The final exam counts for 15% of the course grade, which is the same proportion as the in-class tests. The exam will be five pages long. The last page will be a long essay that asks you to show what you've learned about how the web works and the technologies that are used to implement it. The exam covers material from the entire course, but the following topics will definitely not appear: canvas and graphics, GIMP, HTML tables, JQuery animate function, JSON objects, writing PHP. (However, you might have to read some PHP code and say what it dows.)
At the exam, you will have a copy of a sample HTML file. I will attach a copy of that file to this page when I hand it out in class, and it is available on-line. This file has examples of some things that you should know how to do with HTML, CSS, JavaScript, JQuery, forms, and AJAX.
Your web portfolio is due at the same time as the final exam and will be graded sometime after the end of the exam. Remember that you must have a file index.html that has links to your other work. You want an index page that looks nice and that gives some indication of what each link will lead to. You will probably also want to do some work on the appearance of other pages in your portfolio, and you might want to fix problems that you had on those pages. You do not necessarily have to include every bit of work that you did on the labs.
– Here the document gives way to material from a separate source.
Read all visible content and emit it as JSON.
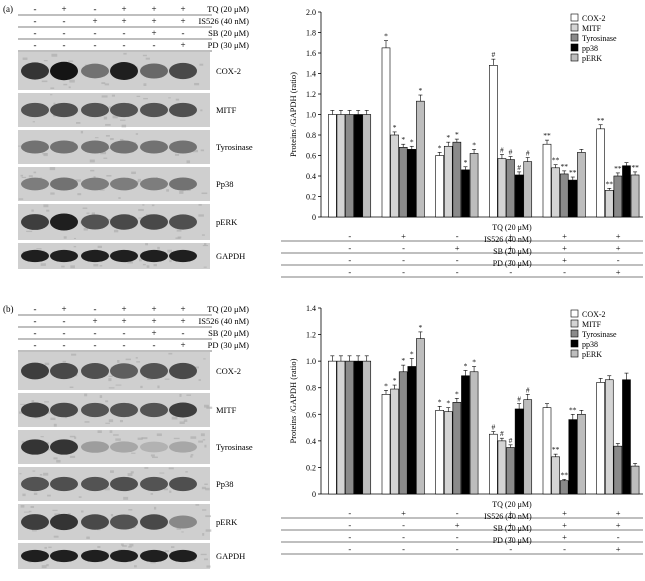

The basic grade on web portfolios will be 8 out of 10 points, and the grade will be adjusted up or down from there, depending on the quality and amount of work that you've done.
Since the third test, we have covered only a few things, including:
database relational database tables in a relational database column names in a table MySQL SQL (Structured Query Language) some basic SQL statements: SELECT * FROM table-name SELECT * FROM table-name WHERE condition INSERT INTO table-name (column1, column2, ...) VALUES (value1, value2, ...) DELETE FROM table-name WHERE condition UPDATE table-name SET column = expression WHERE condition PHP server-side programming the purpose of a .php file is to write HTML (or some other type of response to a web request) using <?php ... ?> to hold PHP code in a .php file PHP variable names start with $, such as $i $_POST $value using variables inside double-quoted strings the print() function in PHP using the $_POST[] array to access data from a form
You will also want to review the information sheets for the first three tests.